Authors' Affiliations: 1 University Children's Hospital of Wuerzburg; Departments of 2 Neuroradiology and 3 Pediatric Neurosurgery, University of Wuerzburg, Wuerzburg, Germany; 4 Department of Pediatric Oncology, University of Zurich, Zurich, Switzerland; 5 Department of Neuropathology, University of Bonn; 6 University Children's Hospital of Bonn, Bonn, Germany; 7 Institute of Medical Biostatistics, Epidemiology and Informatics, University of Mainz, Mainz, Germany; 8 University Children's Hospital of Magdeburg, Magdeburg, Germany; 9 University Children's Hospital of Graz, Graz, Austria; and 10 Department of Radiation Oncology, University of Leipzig, Leipzig, Germany

Requests for reprints: Stefan Rutkowski, Children's University Hospital, Josef-Schneider-Strasse 2, D-97080 Wuerzburg, Germany. Phone: 49-931-201-27728; Fax: 49-931-201-27722; E-mail: Rutkowski_S{at}klinik.uni-wuerzburg.de.

Purpose: To identify better risk stratification systems in childhood medulloblastoma based on clinical factors and analysis of routinely processed formalin-fixed tumor material.

Experimental Design: Formalin-fixed paraffin-embedded tumor samples from well-documented patients treated within the prospective randomized multicenter trial HIT'91 were analyzed for DNA amplification of c-myc and N-myc (n = 133) and mRNA expression of c-myc and trkC (n = 104; compared with human cerebellum) using validated methods of quantitative PCR and reverse transcription-PCR. Results were related to clinical data and outcome.

Results: TrkC and c-myc mRNA expression were identified as independent prognostic factors by multivariate analysis.

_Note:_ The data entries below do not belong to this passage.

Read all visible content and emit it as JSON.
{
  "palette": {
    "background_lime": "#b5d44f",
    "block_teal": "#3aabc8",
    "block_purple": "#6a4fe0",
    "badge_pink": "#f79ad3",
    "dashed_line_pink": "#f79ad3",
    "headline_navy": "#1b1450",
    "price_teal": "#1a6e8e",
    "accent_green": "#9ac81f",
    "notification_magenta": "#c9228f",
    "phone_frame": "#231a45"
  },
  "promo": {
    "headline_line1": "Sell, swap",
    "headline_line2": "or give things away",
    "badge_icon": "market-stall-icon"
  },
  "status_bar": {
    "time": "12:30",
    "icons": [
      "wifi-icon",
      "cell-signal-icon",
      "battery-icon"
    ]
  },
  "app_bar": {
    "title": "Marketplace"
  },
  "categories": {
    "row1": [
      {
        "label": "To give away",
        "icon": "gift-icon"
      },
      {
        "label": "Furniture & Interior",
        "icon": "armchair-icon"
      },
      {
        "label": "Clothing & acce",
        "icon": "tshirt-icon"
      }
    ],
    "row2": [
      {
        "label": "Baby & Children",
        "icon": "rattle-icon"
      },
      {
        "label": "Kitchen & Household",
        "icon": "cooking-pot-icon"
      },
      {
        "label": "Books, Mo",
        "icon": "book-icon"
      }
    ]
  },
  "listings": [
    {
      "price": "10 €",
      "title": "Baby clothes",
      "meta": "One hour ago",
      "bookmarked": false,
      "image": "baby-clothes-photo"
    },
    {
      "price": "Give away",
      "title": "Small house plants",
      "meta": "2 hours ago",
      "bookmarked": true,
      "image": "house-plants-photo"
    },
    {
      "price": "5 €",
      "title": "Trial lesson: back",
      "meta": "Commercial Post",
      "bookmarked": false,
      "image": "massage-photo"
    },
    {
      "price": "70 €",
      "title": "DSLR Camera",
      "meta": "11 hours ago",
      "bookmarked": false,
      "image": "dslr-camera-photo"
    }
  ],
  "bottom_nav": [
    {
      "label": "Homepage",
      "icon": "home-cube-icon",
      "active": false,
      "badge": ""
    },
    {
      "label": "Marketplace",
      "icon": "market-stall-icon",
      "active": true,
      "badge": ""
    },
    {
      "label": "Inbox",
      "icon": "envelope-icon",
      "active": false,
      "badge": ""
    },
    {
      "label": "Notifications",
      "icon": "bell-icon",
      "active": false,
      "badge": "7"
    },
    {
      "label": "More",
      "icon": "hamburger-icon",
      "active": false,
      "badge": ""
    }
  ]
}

Three risk groups were identified. (a) Favorable risk group: all 8 patients (2 metastatic) with high trkC (>1x human cerebellum) and low c-myc mRNA expression (≤1x human cerebellum) remained relapse-free [7-year event-free survival (EFS), 100%]. (b) Poor risk group: 10 of 15 patients with metastatic disease and high c-myc and low trkC mRNA expression relapsed (7-year EFS, 33%). (c) Intermediate risk group: the 7-year EFS of the remaining 78 patients was 65%. Among 47 M0 stage patients, all 10 patients with high trkC mRNA expression remained relapse-free compared with 15 events in 37 patients with low trkC mRNA expression levels (7-year EFS, 100% versus 62%; P = 0.056).

Conclusions: Whereas the collection of fresh-frozen tumor samples remains a major challenge in large clinical trials, routinely processed paraffin-embedded tissue samples can be used to quantitate the prognostic biological markers trkC and c-myc. On prospective validation of cutoff levels, this may lead to improved stratification of treatment for children with medulloblastoma.